Title: Thermodynamics analysis of biomass fired brick drying process
Authors: Aziz Kagan Dogru; Emre Camcioglu; Onder Ozgener; Leyla Ozgener
Addresses: Graduate School of Natural and Applied Sciences, Solar Energy Science Branch, Ege University, TR-35100, Bornova, Izmir, Turkey ' Graduate School of Natural and Applied Sciences, Solar Energy Science Branch, Ege University, TR-35100, Bornova, Izmir, Turkey ' Solar Energy Institute, Ege University, Bornova, Izmir, Turkey ' Department of Mechanical Engineering, Faculty of Engineering, Manisa Celal Bayar University, Muradiye, Manisa, Turkey; Solar Energy Institute, Ege University, Bornova, Izmir, Turkey
Abstract: For drying the bricks used in the construction sector in Turkey, it is estimated that the power needed is 460 MW. Moreover, the estimated energy consumption and produced brick are 2,680,400 MWh/year and 5 million ton per year, respectively.

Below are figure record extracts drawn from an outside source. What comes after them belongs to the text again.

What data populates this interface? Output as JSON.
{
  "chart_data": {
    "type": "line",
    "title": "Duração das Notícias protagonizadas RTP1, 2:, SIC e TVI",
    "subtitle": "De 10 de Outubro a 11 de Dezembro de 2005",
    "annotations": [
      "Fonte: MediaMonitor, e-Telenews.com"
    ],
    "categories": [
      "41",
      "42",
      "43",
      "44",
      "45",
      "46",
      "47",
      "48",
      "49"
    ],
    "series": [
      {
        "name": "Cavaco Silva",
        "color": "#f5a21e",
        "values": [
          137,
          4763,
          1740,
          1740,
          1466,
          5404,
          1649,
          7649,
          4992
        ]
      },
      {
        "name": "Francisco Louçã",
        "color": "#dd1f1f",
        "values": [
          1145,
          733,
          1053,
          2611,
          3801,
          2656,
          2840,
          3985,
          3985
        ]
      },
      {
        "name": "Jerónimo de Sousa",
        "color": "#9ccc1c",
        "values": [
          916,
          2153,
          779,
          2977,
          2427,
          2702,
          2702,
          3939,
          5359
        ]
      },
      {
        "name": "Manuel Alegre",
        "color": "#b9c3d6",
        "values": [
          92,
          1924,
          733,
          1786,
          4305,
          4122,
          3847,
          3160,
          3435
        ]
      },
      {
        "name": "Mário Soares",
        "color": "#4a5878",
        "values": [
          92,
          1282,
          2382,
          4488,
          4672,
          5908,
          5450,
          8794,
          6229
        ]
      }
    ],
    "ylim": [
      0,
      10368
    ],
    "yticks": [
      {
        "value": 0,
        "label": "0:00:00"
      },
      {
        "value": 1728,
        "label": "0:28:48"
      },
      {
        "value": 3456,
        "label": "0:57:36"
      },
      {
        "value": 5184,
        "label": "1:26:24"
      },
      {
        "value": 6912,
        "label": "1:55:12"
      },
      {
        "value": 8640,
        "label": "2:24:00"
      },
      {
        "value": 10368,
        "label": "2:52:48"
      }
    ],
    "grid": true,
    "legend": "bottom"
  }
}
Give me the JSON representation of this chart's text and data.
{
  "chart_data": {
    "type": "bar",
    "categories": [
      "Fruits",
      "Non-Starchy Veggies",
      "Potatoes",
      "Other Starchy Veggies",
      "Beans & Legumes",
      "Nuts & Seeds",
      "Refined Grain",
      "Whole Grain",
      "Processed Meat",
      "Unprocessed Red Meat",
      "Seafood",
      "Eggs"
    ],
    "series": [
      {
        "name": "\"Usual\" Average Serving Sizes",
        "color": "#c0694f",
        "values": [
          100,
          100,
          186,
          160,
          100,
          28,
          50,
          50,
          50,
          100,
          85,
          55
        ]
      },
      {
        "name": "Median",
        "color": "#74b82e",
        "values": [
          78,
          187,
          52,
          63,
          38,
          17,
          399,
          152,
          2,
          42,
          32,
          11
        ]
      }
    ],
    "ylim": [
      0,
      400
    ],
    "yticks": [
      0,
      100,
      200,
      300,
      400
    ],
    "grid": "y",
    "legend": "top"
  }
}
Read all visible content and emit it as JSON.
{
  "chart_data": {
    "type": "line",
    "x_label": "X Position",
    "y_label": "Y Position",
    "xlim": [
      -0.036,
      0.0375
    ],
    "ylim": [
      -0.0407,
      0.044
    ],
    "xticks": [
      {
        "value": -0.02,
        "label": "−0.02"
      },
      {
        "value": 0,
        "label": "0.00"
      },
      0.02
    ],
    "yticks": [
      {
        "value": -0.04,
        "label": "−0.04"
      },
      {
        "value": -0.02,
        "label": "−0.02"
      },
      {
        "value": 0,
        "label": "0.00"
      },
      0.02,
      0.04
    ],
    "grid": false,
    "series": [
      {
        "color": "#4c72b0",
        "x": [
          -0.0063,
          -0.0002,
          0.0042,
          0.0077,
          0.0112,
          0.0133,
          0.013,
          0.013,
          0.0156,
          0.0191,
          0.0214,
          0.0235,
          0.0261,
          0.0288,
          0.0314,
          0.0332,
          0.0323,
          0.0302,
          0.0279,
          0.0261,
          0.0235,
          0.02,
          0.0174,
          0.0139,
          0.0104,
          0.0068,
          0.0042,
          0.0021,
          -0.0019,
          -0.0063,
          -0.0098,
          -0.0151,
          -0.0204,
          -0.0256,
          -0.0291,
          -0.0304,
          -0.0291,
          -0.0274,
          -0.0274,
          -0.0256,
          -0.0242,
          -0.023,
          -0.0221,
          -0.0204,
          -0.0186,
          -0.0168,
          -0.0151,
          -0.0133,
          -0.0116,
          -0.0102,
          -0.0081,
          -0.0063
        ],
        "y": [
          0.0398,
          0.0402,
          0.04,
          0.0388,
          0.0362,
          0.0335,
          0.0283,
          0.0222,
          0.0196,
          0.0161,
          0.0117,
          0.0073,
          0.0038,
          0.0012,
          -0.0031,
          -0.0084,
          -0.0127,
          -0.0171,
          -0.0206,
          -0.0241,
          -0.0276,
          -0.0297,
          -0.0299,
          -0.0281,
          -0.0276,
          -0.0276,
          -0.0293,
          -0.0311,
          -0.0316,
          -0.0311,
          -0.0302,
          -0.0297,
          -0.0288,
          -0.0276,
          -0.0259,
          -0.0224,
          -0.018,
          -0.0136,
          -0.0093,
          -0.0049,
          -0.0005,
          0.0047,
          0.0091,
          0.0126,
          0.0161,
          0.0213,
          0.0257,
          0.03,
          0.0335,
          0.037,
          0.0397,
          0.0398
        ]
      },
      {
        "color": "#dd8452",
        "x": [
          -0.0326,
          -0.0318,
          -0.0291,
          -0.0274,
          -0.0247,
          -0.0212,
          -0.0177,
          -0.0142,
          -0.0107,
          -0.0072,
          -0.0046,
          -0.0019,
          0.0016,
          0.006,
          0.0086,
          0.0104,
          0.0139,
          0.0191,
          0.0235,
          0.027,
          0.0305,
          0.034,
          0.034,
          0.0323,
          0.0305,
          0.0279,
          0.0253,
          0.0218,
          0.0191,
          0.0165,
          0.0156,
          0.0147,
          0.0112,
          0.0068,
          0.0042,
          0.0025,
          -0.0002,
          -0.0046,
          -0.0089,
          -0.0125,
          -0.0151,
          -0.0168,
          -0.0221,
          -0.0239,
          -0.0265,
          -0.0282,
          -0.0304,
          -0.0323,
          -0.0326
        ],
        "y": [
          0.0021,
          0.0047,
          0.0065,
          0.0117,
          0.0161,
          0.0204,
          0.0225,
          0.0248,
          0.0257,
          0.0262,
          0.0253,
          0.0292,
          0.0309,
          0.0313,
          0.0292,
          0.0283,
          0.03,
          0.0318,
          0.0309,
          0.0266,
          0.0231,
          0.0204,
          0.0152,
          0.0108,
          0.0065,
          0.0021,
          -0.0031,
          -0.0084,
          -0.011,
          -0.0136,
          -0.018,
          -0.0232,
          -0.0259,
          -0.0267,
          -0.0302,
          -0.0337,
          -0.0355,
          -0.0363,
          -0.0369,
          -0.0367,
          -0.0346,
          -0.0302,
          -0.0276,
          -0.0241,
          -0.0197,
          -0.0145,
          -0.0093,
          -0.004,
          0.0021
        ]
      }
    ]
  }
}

Due to increasing global warming and climate change, the amount of energy consumed per year for drying decreases. As the outdoor temperature increases, the amount of energy supplied for drying the brick will be reduced. This study was carried out because of this high energy consumption during drying process in brick production sector. According to the case study, energy and exergy analyses of a brick factory with an annual production capacity of 150,000 tons in Manisa were conducted using real operating data. The energy and exergy output values and exergy losses for each component of the process and the whole system were analysed according to ambient temperature (0°C-20°C) and changes in drying air temperature (75°C-105°C). The energy efficiency of the system in the range of 27.95%-34.31% exergy efficiency was found in the range of 48.23%-64.90%. Finally, further measures are proposed for increasing efficiency of system exergy and energy.
Keywords: brick; biomass; drying; exergy; energy sustainability; environmental pollution.
International Journal of Exergy, 2021 Vol.35 No.4, pp.421 - 437
Received: 20 Aug 2020
Accepted: 01 Dec 2020
Published online: 13 Aug 2021 *